The Metropolis within Gibbs sampler generates values from the posterior joint PDF shown in (1.3.12) using the posterior conditional distributions (1.3.16) through the following steps:

  1. Select appropriate initial values for each of the \(\theta_i\).

  2. Based on the \(k^{th}\) sample value, the \((k+1)^{th}\) sample value is obtained using the following steps:

    1. Generate a sample value of \(\Sigma_{\theta}^{(k+1)}\) from the conditional posterior distribution \(IW(\Sigma_n, m_n)\)

    2. Generate a sample value of \(\mu_\theta^{(k+1)}\) from the conditional posterior distribution \(N(\mu_n, \frac{\Sigma_\theta}{\nu_n})\)

    3. For each dataset, generate independently a sample value of \(\sigma_i^{2(k+1)}\) from the conditional posterior distribution of each \(\sigma_i^2\): \(IG(\alpha_n, \beta_n)\)

    4. For each dataset, generate a sample value of the model parameters \(\theta_i\) from the conditional posterior \(p(\mathbf{y}_i | \theta_i, \sigma_i^2) p(\theta_i | \mu_\theta, \Sigma_\theta)\) with a Metropolis-Hastings step as follows:

      1. Generate a candidate sample \(\theta_{i(c)}\) from a local random walk proposal density \(\theta_{i(c)} \sim N(\theta_i^{(k)}, \Sigma_i^{(k)})\) where \(\Sigma_i^{(k)}\) is the proposal covariance matrix of the random walk.
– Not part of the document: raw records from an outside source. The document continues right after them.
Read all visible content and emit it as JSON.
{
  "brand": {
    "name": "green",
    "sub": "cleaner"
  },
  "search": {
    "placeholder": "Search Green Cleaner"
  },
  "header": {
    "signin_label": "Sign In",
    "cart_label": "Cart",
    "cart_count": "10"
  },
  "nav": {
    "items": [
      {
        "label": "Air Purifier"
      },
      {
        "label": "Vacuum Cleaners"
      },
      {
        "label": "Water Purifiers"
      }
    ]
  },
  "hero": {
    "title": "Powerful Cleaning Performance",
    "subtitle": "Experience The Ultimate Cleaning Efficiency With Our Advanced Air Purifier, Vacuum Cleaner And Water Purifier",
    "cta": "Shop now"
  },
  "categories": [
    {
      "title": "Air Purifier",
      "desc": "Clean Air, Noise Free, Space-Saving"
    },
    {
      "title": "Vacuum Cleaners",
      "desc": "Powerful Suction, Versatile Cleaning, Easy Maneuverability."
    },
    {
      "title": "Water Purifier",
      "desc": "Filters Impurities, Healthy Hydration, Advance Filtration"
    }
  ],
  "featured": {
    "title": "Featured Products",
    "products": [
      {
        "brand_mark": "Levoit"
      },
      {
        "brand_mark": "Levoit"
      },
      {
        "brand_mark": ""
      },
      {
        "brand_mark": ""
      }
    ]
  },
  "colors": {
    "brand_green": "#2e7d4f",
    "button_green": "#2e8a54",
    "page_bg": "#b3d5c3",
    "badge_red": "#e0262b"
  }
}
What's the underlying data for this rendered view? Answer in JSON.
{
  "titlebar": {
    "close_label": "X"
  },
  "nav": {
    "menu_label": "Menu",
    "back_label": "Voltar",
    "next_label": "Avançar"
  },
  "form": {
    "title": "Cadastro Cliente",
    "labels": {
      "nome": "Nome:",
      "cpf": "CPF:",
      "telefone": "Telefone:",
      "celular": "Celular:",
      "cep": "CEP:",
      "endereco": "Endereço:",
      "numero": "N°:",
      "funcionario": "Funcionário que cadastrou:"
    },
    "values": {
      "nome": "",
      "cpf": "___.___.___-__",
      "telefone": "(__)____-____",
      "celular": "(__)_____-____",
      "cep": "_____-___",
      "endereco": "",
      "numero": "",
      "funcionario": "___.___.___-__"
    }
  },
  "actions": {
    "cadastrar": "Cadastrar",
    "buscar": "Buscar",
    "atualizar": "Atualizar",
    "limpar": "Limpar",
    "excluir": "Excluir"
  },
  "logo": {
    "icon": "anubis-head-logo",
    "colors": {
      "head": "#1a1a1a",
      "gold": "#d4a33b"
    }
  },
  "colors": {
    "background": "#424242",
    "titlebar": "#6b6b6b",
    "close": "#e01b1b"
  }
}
      2. Calculate the acceptance ratio

      (1.3.19)\[a_c = \frac{p(\mathbf{y}_i | \theta_{i(c)}, \sigma_i^{2(k+1)}) p(\theta_{i(c)} | \mu_\theta^{(k+1)}, \Sigma_{\theta}^{(k+1)})}{p(\mathbf{y}_i | \theta_i^{(k)}, \sigma_i^{2(k+1)}) p(\theta_i^{(k)}| \mu_\theta^{(k+1)}, \Sigma_{\theta}^{(k+1)})}\]
      1. Generate a random value \(u\) from a uniform distribution on [0, 1] and set

      (1.3.20)\[\begin{split}\theta_i^{(k+1)} = \quad &\theta_{i(c)} \quad \text{if} \quad u < a_c \\ &\theta_i^{(k)} \quad \text{otherwise}\end{split}\]

After an initial burn-in period, the sample values generated by this algorithm converge to the target density. The proposal covariance matrix of the random walk \(\Sigma_i^{(k)}\) is selected to facilitate proper mixing of the random walks used to generate sample values of the \(\theta_i\). Within the adaptation duration, a scaled version of the covariance matrix of the sample values of the last \(N_{cov}\) samples (defined as the adaptation frequency in the UCSD_UQ engine) is used, to keep the acceptance rate in the range of 0.2 to 0.5.